Prompt2Clip generates high-quality videos from text prompts using YOLOv10 models. Designed for efficiency and flexibility, it fine-tunes object detection models on custom datasets and enables real-time inference for a seamless text-to-video experience.
- Text-to-Video Conversion: Converts natural language prompts into video clips.
- Custom Dataset Training: Fine-tunes YOLOv10 models with bird and bee datasets for enhanced detection.
- Real-Time Inference: Supports single-image and streaming video detection.
- Cloud-Based Workflow: Uses Google Colab for GPU-accelerated training and processing.
- Customizable Parameters: Flexible settings for model size, inference steps, and detection thresholds.
Prompt2Clip combines advanced AI models and custom workflows:
- Dataset Integration: Downloads datasets from Roboflow for custom object detection tasks.
- Model Training: Fine-tunes YOLOv10 on labeled datasets for accurate detection.
- Video Generation: Combines frames generated through detection into cohesive video clips.

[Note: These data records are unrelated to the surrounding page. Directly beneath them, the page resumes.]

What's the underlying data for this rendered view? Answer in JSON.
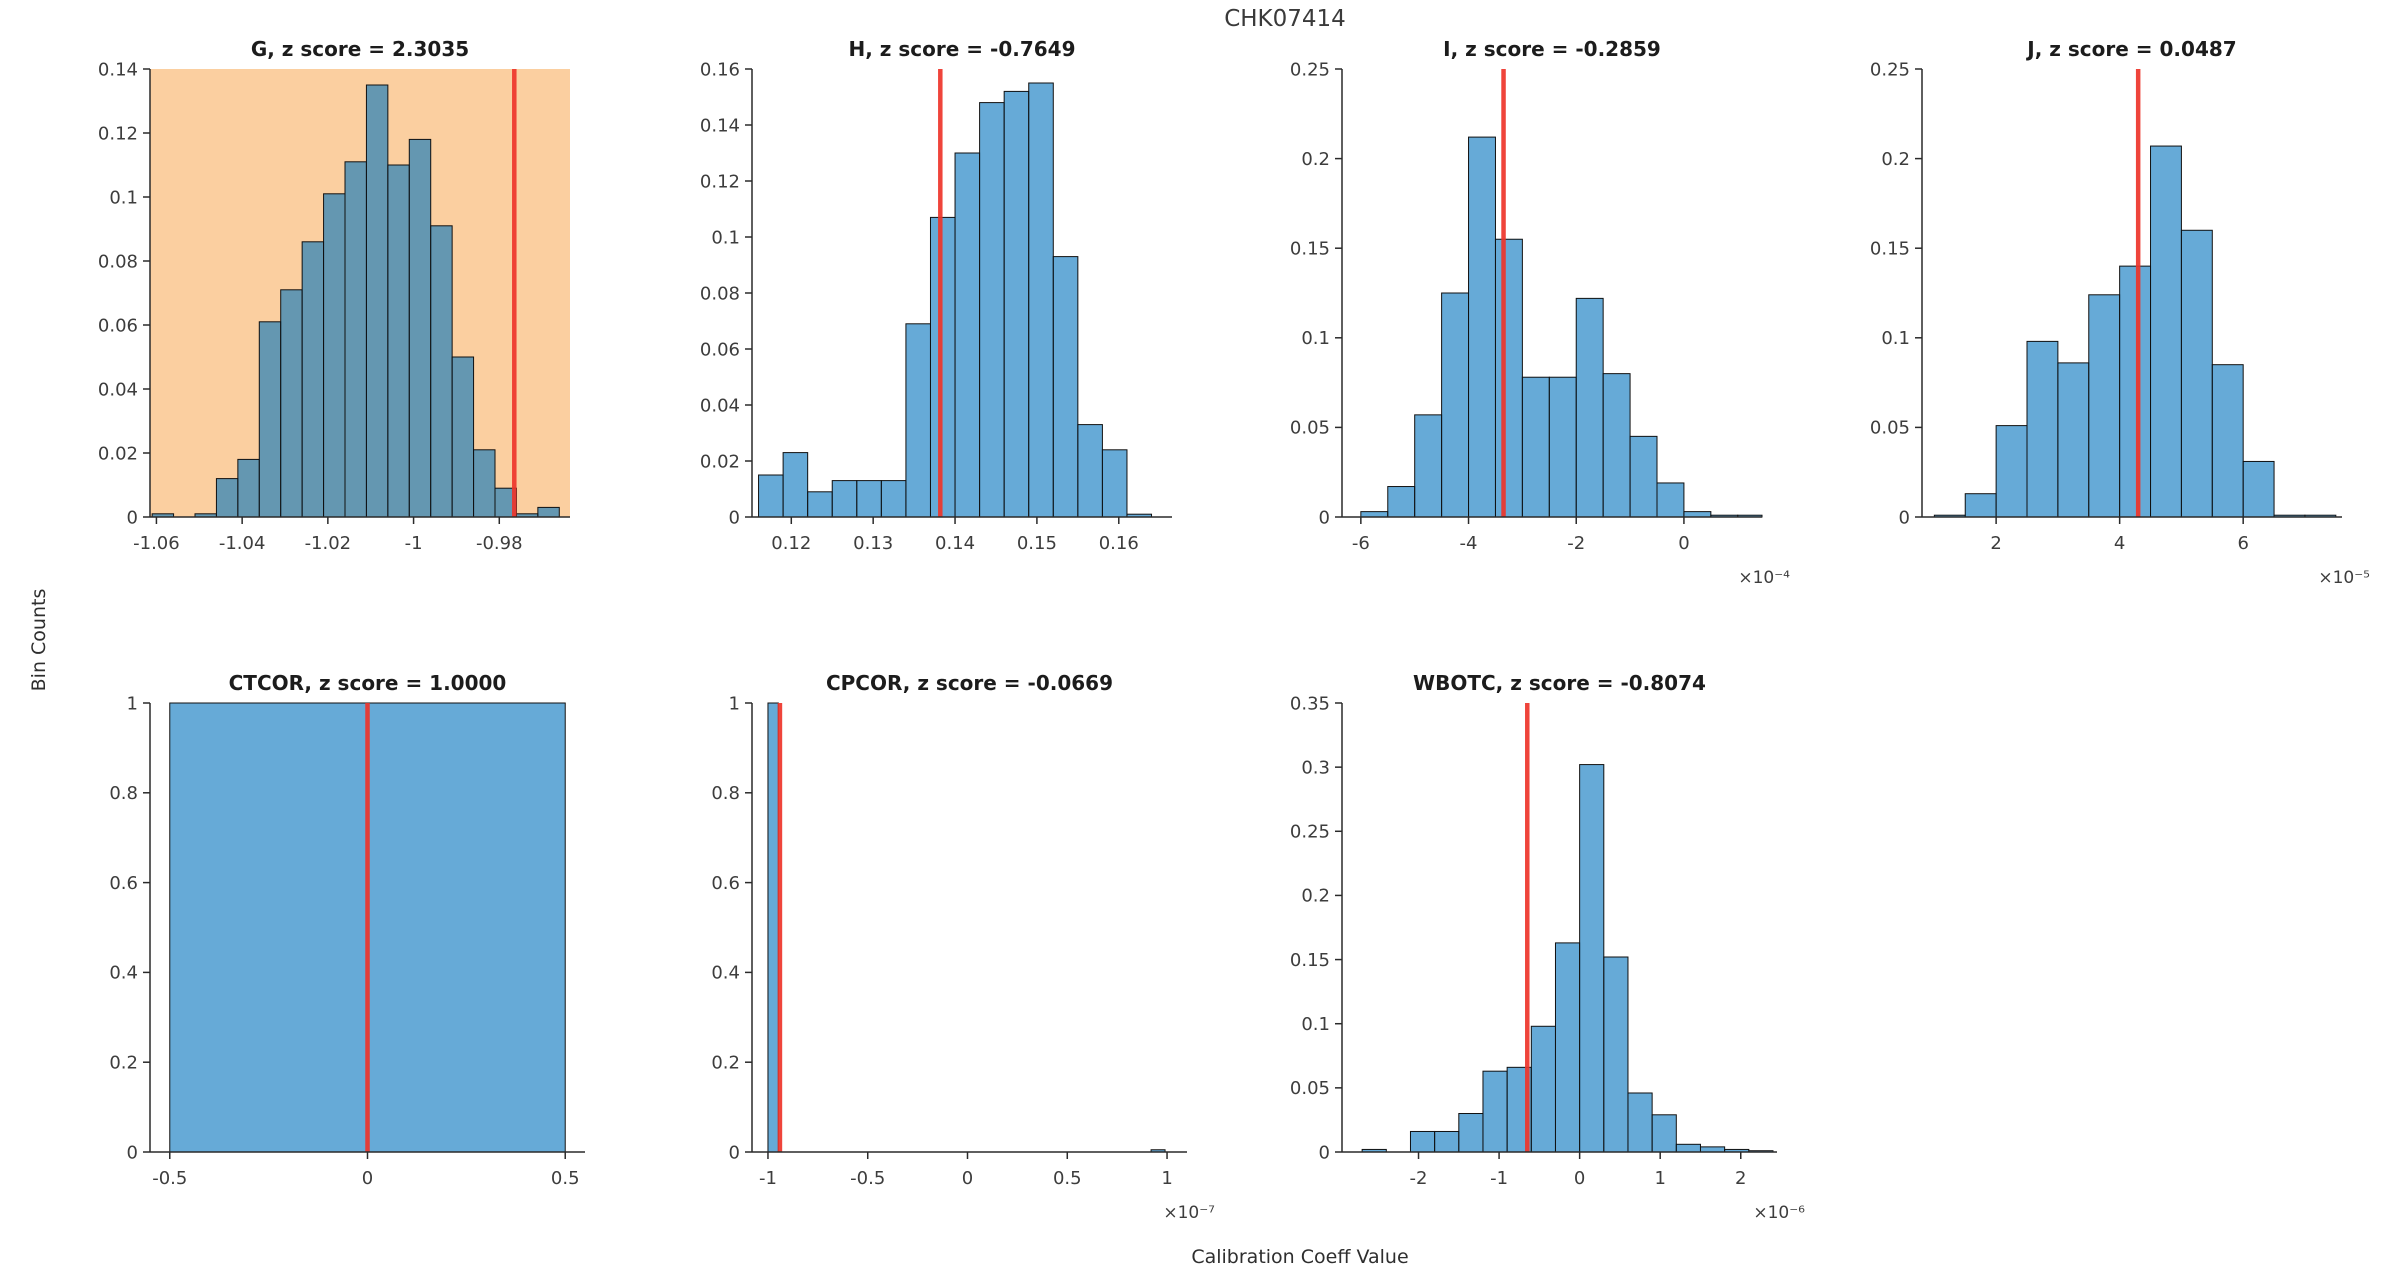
{
  "figure": {
    "title": "CHK07414",
    "ylabel": "Bin Counts",
    "xlabel": "Calibration Coeff Value"
  },
  "colors": {
    "bar_fill": "#0072BD",
    "bar_fill_opacity": 0.6,
    "bar_edge": "#101010",
    "red_line": "#ee352b",
    "highlight_background": "#fbcfa0",
    "axis_line": "#2a2a2a",
    "tick_text": "#3d3d3d",
    "title_text": "#1c1c1c"
  },
  "chart_data": [
    {
      "type": "bar",
      "name": "G",
      "title": "G, z score = 2.3035",
      "z_score": 2.3035,
      "highlighted": true,
      "xlim": [
        -1.0615,
        -0.9635
      ],
      "ylim": [
        0,
        0.14
      ],
      "yticks": [
        0,
        0.02,
        0.04,
        0.06,
        0.08,
        0.1,
        0.12,
        0.14
      ],
      "ytick_labels": [
        "0",
        "0.02",
        "0.04",
        "0.06",
        "0.08",
        "0.1",
        "0.12",
        "0.14"
      ],
      "xticks": [
        -1.06,
        -1.04,
        -1.02,
        -1.0,
        -0.98
      ],
      "xtick_labels": [
        "-1.06",
        "-1.04",
        "-1.02",
        "-1",
        "-0.98"
      ],
      "x_multiplier": "",
      "red_line_x": -0.9765,
      "bars": [
        [
          -1.061,
          -1.056,
          0.001
        ],
        [
          -1.051,
          -1.046,
          0.001
        ],
        [
          -1.046,
          -1.041,
          0.012
        ],
        [
          -1.041,
          -1.036,
          0.018
        ],
        [
          -1.036,
          -1.031,
          0.061
        ],
        [
          -1.031,
          -1.026,
          0.071
        ],
        [
          -1.026,
          -1.021,
          0.086
        ],
        [
          -1.021,
          -1.016,
          0.101
        ],
        [
          -1.016,
          -1.011,
          0.111
        ],
        [
          -1.011,
          -1.006,
          0.135
        ],
        [
          -1.006,
          -1.001,
          0.11
        ],
        [
          -1.001,
          -0.996,
          0.118
        ],
        [
          -0.996,
          -0.991,
          0.091
        ],
        [
          -0.991,
          -0.986,
          0.05
        ],
        [
          -0.986,
          -0.981,
          0.021
        ],
        [
          -0.981,
          -0.976,
          0.009
        ],
        [
          -0.976,
          -0.971,
          0.001
        ],
        [
          -0.971,
          -0.966,
          0.003
        ]
      ]
    },
    {
      "type": "bar",
      "name": "H",
      "title": "H, z score = -0.7649",
      "z_score": -0.7649,
      "highlighted": false,
      "xlim": [
        0.1152,
        0.1665
      ],
      "ylim": [
        0,
        0.16
      ],
      "yticks": [
        0,
        0.02,
        0.04,
        0.06,
        0.08,
        0.1,
        0.12,
        0.14,
        0.16
      ],
      "ytick_labels": [
        "0",
        "0.02",
        "0.04",
        "0.06",
        "0.08",
        "0.1",
        "0.12",
        "0.14",
        "0.16"
      ],
      "xticks": [
        0.12,
        0.13,
        0.14,
        0.15,
        0.16
      ],
      "xtick_labels": [
        "0.12",
        "0.13",
        "0.14",
        "0.15",
        "0.16"
      ],
      "x_multiplier": "",
      "red_line_x": 0.1382,
      "bars": [
        [
          0.116,
          0.119,
          0.015
        ],
        [
          0.119,
          0.122,
          0.023
        ],
        [
          0.122,
          0.125,
          0.009
        ],
        [
          0.125,
          0.128,
          0.013
        ],
        [
          0.128,
          0.131,
          0.013
        ],
        [
          0.131,
          0.134,
          0.013
        ],
        [
          0.134,
          0.137,
          0.069
        ],
        [
          0.137,
          0.14,
          0.107
        ],
        [
          0.14,
          0.143,
          0.13
        ],
        [
          0.143,
          0.146,
          0.148
        ],
        [
          0.146,
          0.149,
          0.152
        ],
        [
          0.149,
          0.152,
          0.155
        ],
        [
          0.152,
          0.155,
          0.093
        ],
        [
          0.155,
          0.158,
          0.033
        ],
        [
          0.158,
          0.161,
          0.024
        ],
        [
          0.161,
          0.164,
          0.001
        ]
      ]
    },
    {
      "type": "bar",
      "name": "I",
      "title": "I, z score = -0.2859",
      "z_score": -0.2859,
      "highlighted": false,
      "xlim": [
        -0.000635,
        0.000145
      ],
      "ylim": [
        0,
        0.25
      ],
      "yticks": [
        0,
        0.05,
        0.1,
        0.15,
        0.2,
        0.25
      ],
      "ytick_labels": [
        "0",
        "0.05",
        "0.1",
        "0.15",
        "0.2",
        "0.25"
      ],
      "xticks": [
        -0.0006,
        -0.0004,
        -0.0002,
        0
      ],
      "xtick_labels": [
        "-6",
        "-4",
        "-2",
        "0"
      ],
      "x_multiplier": "×10⁻⁴",
      "red_line_x": -0.000335,
      "bars": [
        [
          -0.0006,
          -0.00055,
          0.003
        ],
        [
          -0.00055,
          -0.0005,
          0.017
        ],
        [
          -0.0005,
          -0.00045,
          0.057
        ],
        [
          -0.00045,
          -0.0004,
          0.125
        ],
        [
          -0.0004,
          -0.00035,
          0.212
        ],
        [
          -0.00035,
          -0.0003,
          0.155
        ],
        [
          -0.0003,
          -0.00025,
          0.078
        ],
        [
          -0.00025,
          -0.0002,
          0.078
        ],
        [
          -0.0002,
          -0.00015,
          0.122
        ],
        [
          -0.00015,
          -0.0001,
          0.08
        ],
        [
          -0.0001,
          -5e-05,
          0.045
        ],
        [
          -5e-05,
          0,
          0.019
        ],
        [
          0,
          5e-05,
          0.003
        ],
        [
          5e-05,
          0.0001,
          0.001
        ],
        [
          0.0001,
          0.000145,
          0.001
        ]
      ]
    },
    {
      "type": "bar",
      "name": "J",
      "title": "J, z score = 0.0487",
      "z_score": 0.0487,
      "highlighted": false,
      "xlim": [
        8e-06,
        7.6e-05
      ],
      "ylim": [
        0,
        0.25
      ],
      "yticks": [
        0,
        0.05,
        0.1,
        0.15,
        0.2,
        0.25
      ],
      "ytick_labels": [
        "0",
        "0.05",
        "0.1",
        "0.15",
        "0.2",
        "0.25"
      ],
      "xticks": [
        2e-05,
        4e-05,
        6e-05
      ],
      "xtick_labels": [
        "2",
        "4",
        "6"
      ],
      "x_multiplier": "×10⁻⁵",
      "red_line_x": 4.3e-05,
      "bars": [
        [
          1e-05,
          1.5e-05,
          0.001
        ],
        [
          1.5e-05,
          2e-05,
          0.013
        ],
        [
          2e-05,
          2.5e-05,
          0.051
        ],
        [
          2.5e-05,
          3e-05,
          0.098
        ],
        [
          3e-05,
          3.5e-05,
          0.086
        ],
        [
          3.5e-05,
          4e-05,
          0.124
        ],
        [
          4e-05,
          4.5e-05,
          0.14
        ],
        [
          4.5e-05,
          5e-05,
          0.207
        ],
        [
          5e-05,
          5.5e-05,
          0.16
        ],
        [
          5.5e-05,
          6e-05,
          0.085
        ],
        [
          6e-05,
          6.5e-05,
          0.031
        ],
        [
          6.5e-05,
          7e-05,
          0.001
        ],
        [
          7e-05,
          7.5e-05,
          0.001
        ]
      ]
    },
    {
      "type": "bar",
      "name": "CTCOR",
      "title": "CTCOR, z score = 1.0000",
      "z_score": 1.0,
      "highlighted": false,
      "xlim": [
        -0.55,
        0.55
      ],
      "ylim": [
        0,
        1
      ],
      "yticks": [
        0,
        0.2,
        0.4,
        0.6,
        0.8,
        1
      ],
      "ytick_labels": [
        "0",
        "0.2",
        "0.4",
        "0.6",
        "0.8",
        "1"
      ],
      "xticks": [
        -0.5,
        0,
        0.5
      ],
      "xtick_labels": [
        "-0.5",
        "0",
        "0.5"
      ],
      "x_multiplier": "",
      "red_line_x": 0,
      "bars": [
        [
          -0.5,
          0.5,
          1.0
        ]
      ]
    },
    {
      "type": "bar",
      "name": "CPCOR",
      "title": "CPCOR, z score = -0.0669",
      "z_score": -0.0669,
      "highlighted": false,
      "xlim": [
        -1.08e-07,
        1.1e-07
      ],
      "ylim": [
        0,
        1
      ],
      "yticks": [
        0,
        0.2,
        0.4,
        0.6,
        0.8,
        1
      ],
      "ytick_labels": [
        "0",
        "0.2",
        "0.4",
        "0.6",
        "0.8",
        "1"
      ],
      "xticks": [
        -1e-07,
        -5e-08,
        0,
        5e-08,
        1e-07
      ],
      "xtick_labels": [
        "-1",
        "-0.5",
        "0",
        "0.5",
        "1"
      ],
      "x_multiplier": "×10⁻⁷",
      "red_line_x": -9.4e-08,
      "bars": [
        [
          -1e-07,
          -9.48e-08,
          1.0
        ],
        [
          9.2e-08,
          9.9e-08,
          0.005
        ]
      ]
    },
    {
      "type": "bar",
      "name": "WBOTC",
      "title": "WBOTC, z score = -0.8074",
      "z_score": -0.8074,
      "highlighted": false,
      "xlim": [
        -2.95e-06,
        2.45e-06
      ],
      "ylim": [
        0,
        0.35
      ],
      "yticks": [
        0,
        0.05,
        0.1,
        0.15,
        0.2,
        0.25,
        0.3,
        0.35
      ],
      "ytick_labels": [
        "0",
        "0.05",
        "0.1",
        "0.15",
        "0.2",
        "0.25",
        "0.3",
        "0.35"
      ],
      "xticks": [
        -2e-06,
        -1e-06,
        0,
        1e-06,
        2e-06
      ],
      "xtick_labels": [
        "-2",
        "-1",
        "0",
        "1",
        "2"
      ],
      "x_multiplier": "×10⁻⁶",
      "red_line_x": -6.5e-07,
      "bars": [
        [
          -2.7e-06,
          -2.4e-06,
          0.002
        ],
        [
          -2.1e-06,
          -1.8e-06,
          0.016
        ],
        [
          -1.8e-06,
          -1.5e-06,
          0.016
        ],
        [
          -1.5e-06,
          -1.2e-06,
          0.03
        ],
        [
          -1.2e-06,
          -9e-07,
          0.063
        ],
        [
          -9e-07,
          -6e-07,
          0.066
        ],
        [
          -6e-07,
          -3e-07,
          0.098
        ],
        [
          -3e-07,
          0,
          0.163
        ],
        [
          0,
          3e-07,
          0.302
        ],
        [
          3e-07,
          6e-07,
          0.152
        ],
        [
          6e-07,
          9e-07,
          0.046
        ],
        [
          9e-07,
          1.2e-06,
          0.029
        ],
        [
          1.2e-06,
          1.5e-06,
          0.006
        ],
        [
          1.5e-06,
          1.8e-06,
          0.004
        ],
        [
          1.8e-06,
          2.1e-06,
          0.002
        ],
        [
          2.1e-06,
          2.4e-06,
          0.001
        ]
      ]
    }
  ]
}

- Inference Pipelines: Enables real-time detection on single images or streaming video.
Prompt2Clip/
│
├── datasets/ # Custom datasets for birds and bees
├── models/ # Pre-trained and fine-tuned YOLOv10 models
├── scripts/ # Scripts for training, inference, and video generation
├── examples/ # Example outputs of text-to-video generation
└── README.md # Project documentation
git clone https://github.com/MansurPro/Prompt2Clip.git
cd Prompt2Clip
Run Prompt2Clip in Google Colab for GPU-accelerated operations. Install the required Python packages:
pip install -r requirements.txt
python train.py --dataset datasets/birds --model yolov10m.pt --epochs 10
python inference.py --image_path path/to/image.jpg --model_path models/yolov10_best.pt
Prompt | Generated Video |
---|---|
"A bird flying over a forest" | View |
"A bee hovering near a flower" | View |
- Efficiency: Fine-tuned for fast and accurate text-to-video generation.
- Customizability: Supports flexible detection thresholds and model configurations.
- Scalability: Leverages GPU resources for high-throughput operations.
This project is licensed under the MIT License. See the LICENSE
file for details.
Prompt2Clip builds on the following open-source tools and datasets:
- YOLOv10 for object detection.
- Roboflow for dataset integration.
- Google Colab for cloud-based GPU acceleration.
Thank you to the open-source community for enabling innovative solutions like this!